Les mains sur les hanches, le regard d’un homme qui sait le poids de sa mission, manque juste la cape claquant au vent… Et c’est vrai que dans son genre, c’est un peu Superman, Rogério, au moins l'équivalent d’un George Martin.
Arrangeur de génie, formé aux suites pour violoncelle de Jean Sébastien Bach mais les oreilles ouvertes à la modernité de Webern et aux expérimentations de Stockhausen, Duprat était l’arrangeur attitré des albums tropicalistes, en particulier ceux d’Os Mutantes* et de Gilberto Gil.
En 1968, il sort un album sous son propre nom. Pour celui ci, il ne composera pas mais livrera sa vision de certains standards : "Judy in disguise", "Chega de saudade" et tutti quanti. Chico Buarque, Jobim, Gilberto Gil et Caetono Veloso, évidemment sont aussi au répertoire. Et par conséquent les Beatles : un "Flying" éthéré et "Lady Madonna" que personne ne sauvera jamais. On y trouve aussi une version vraiment géniale de "The rain, the park and other things" que jouaient les Cowsills mais un peu dénudée, moins grandiloquente : un bonheur.

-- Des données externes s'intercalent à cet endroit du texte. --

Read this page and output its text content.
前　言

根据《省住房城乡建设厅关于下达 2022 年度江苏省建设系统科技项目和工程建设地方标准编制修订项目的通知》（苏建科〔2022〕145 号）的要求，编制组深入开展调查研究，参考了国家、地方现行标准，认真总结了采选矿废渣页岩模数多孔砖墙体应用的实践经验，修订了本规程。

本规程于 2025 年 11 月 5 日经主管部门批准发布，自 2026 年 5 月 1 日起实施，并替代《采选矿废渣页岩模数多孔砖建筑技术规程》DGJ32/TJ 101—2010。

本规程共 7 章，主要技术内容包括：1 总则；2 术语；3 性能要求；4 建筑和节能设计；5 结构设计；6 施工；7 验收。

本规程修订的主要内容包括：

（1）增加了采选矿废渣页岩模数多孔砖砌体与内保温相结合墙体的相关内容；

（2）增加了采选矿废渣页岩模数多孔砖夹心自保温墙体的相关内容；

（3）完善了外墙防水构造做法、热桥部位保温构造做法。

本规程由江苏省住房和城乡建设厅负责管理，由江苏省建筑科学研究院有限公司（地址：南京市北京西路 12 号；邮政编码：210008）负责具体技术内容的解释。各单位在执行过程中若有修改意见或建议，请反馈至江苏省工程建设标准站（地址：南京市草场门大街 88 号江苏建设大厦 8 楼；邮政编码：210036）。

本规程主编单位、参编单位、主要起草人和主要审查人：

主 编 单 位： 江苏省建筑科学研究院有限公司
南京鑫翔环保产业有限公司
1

Alors bien sûr, certains n'y verront qu’un album de easy listening alors que c’est un album vraiment attachant, un chouette compagnon qui à chaque écoute prend un peu plus de consistance. Tout en volant haut, très haut, comme…Superman.
*Duprat travaillera une dernière fois avec Os Mutantes sur leur "Jardim elétrico" sorti en 1971, mais enregistré la même année que "A divina comédia ou ando meio desligado". Si vous aimez les Mutants et les pochettes horriblissimes, il vous faut cet album, bien supérieur à "Mutantes" et au moins aussi bon que "A divina comédia".